The results identified resistance not previously seen before and a lack of data in Africa. They explained that the innovative AI method will enhance knowledge of what resistance is exacerbating and where it is located.
Professor Beardmore, the lead author of the study, commented: “AI is a box of tricks that could help solve the antimicrobial resistance problem, but national health agencies need to publish much more data for that to happen.
“Resistance does seem to be on the increase, but even if it were to come down because of successful health policy changes or new medical technologies, missing data make those reductions hard to spot.”
Threats posed by antibiotic resistant bacteria
Antimicrobial resistance is one of the greatest threats to human health in the 21st century, with estimates suggesting that AMR was attributed to five million deaths in 2019. AMR occurs naturally through the overuse of antibiotics, causing the bacteria they are employed to destroy to become resistant to them.
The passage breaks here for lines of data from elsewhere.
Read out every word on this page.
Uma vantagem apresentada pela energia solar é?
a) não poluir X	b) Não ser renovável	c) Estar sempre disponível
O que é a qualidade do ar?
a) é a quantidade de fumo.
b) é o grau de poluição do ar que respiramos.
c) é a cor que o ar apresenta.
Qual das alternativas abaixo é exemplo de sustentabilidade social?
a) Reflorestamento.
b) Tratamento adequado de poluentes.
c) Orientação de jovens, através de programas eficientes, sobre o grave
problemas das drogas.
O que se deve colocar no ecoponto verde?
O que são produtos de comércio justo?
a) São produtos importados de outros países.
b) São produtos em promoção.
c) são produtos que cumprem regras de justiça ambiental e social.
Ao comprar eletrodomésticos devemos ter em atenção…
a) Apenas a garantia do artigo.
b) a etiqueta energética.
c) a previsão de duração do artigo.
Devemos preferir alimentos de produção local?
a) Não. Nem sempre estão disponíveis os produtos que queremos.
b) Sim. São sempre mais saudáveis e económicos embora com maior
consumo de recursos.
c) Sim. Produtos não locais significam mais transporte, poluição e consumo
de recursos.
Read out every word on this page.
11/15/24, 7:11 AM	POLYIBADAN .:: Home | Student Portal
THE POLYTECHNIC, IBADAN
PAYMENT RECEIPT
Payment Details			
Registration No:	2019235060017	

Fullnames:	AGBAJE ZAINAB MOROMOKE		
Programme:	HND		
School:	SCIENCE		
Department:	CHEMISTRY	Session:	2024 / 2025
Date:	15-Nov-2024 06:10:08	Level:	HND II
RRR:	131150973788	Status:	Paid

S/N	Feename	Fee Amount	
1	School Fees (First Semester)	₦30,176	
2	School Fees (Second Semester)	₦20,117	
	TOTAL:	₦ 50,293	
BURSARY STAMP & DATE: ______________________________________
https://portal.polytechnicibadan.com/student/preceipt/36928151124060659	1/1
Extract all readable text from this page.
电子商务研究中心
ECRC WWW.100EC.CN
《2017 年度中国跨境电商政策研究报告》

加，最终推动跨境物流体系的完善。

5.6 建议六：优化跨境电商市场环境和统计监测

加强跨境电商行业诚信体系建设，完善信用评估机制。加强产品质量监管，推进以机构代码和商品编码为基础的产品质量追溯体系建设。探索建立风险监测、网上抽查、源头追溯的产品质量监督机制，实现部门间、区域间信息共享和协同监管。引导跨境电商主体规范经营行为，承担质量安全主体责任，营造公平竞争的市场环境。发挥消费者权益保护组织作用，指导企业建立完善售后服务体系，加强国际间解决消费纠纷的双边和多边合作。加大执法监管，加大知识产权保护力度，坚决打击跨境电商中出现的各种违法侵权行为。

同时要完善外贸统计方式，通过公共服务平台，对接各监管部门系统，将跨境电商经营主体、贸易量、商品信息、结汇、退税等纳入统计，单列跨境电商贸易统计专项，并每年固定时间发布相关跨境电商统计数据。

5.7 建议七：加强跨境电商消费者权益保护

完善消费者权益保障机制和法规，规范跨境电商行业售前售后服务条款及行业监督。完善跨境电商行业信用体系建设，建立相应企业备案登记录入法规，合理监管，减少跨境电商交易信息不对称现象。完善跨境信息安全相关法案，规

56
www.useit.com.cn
The increase in antibiotic resistant bacteria means that illnesses such as sepsis, pneumonia, and tuberculosis are increasingly challenging to treat.
A crucial factor for reducing antibiotic resistant bacteria is identifying patterns of where outbreaks may occur and what medications are impacted. The new AI technique may be an essential tool for this, determining resistance patterns from millions of global data points.
Pablo Catalan, a data scientist from Madrid, said: “Our work on ATLAS shows resistance in patients is a dynamic process that contains lots of patterns, and the more data we have, the better we’ll understand those patterns and understand when our actions are pulling resistance downwards, or making things worse.”
Jon Iredell, a collaborating clinician, added: “When a bacterium is sampled from one of my patients, that is a chance to increase the amount of data we have on patterns of antibiotic resistant bacteria that we are not, as yet, taking.”